Hasil wawancara tersebut seperti yang diharapkan penulis, sebagai mahasiswa kita harus kritis dan skeptis terhadap hal-hal yang belum pasti kebenarannya. Jawaban mereka walau baru pertama kali mendengar informasi tersebut, mereka tidak langsung menyimpulkan apakah ini benar atau tidak. Mereka mencari tahu terlebih dahulu dari beberapa artikel terkait dan kemudian mencoba menyimpulkannya. Alasan mereka pun bagi saya cukup logis. “Saya belum percaya kalau belum dicari” katanya. Pun dari mereka ada yang bilang bahwasannya dampak yang ditimbulkan dari dis-informasi tersebut bagi beberapa kalangan ada yang menanggapinya positif ada pula yang negatif. Maksud positif disini adalah membangkitkan rasa skeptis atau ragu, sehingga mencari kebenarannya dan malah menambah luas wawasannya.

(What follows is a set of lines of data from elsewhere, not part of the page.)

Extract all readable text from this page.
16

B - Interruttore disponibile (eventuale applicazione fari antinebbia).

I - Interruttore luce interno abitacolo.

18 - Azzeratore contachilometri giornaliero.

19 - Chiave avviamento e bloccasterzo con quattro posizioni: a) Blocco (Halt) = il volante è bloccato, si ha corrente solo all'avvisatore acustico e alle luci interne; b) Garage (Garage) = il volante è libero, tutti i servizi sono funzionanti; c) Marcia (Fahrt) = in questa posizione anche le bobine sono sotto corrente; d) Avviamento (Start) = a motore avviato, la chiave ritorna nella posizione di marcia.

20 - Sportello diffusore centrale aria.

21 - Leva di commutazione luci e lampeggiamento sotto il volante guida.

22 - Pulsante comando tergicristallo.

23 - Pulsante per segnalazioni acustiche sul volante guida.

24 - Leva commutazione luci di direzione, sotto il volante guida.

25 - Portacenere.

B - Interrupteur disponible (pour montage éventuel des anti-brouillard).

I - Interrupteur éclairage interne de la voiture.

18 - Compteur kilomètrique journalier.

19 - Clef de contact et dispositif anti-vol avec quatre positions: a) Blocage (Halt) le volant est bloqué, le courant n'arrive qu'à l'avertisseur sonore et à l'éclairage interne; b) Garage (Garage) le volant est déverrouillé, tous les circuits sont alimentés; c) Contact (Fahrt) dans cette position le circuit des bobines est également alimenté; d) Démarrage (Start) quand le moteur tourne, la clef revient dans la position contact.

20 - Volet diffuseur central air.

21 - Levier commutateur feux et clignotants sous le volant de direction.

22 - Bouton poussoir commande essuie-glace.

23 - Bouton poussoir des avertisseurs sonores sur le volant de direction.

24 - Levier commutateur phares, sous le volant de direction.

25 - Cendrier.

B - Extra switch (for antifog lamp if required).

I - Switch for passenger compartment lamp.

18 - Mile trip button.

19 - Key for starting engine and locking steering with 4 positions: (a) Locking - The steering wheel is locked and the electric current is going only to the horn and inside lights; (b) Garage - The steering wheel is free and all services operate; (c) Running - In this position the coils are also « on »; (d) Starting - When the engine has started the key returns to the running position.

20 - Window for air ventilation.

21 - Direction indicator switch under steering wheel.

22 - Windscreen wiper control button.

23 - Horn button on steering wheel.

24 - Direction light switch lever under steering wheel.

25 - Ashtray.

Sebagai penutup, sekiranya riset ini menjadikan kita sebagai mahasiswa yang bertanggung jawab atas informasi yang ingin disebar, dipikirkan betul dampak yang ditimbulkan ketika menyebarkan informasi, baik buruknya, sehingga tidak menjadikan hal seperti: “saya hanya men-sharenya saja, saya membantu informasi itu beredar, kalau salah, salahin yang sebar pertama dong” sebagai alasan untuk membentengi diri dari kesalahan yang memang jelas salahnya.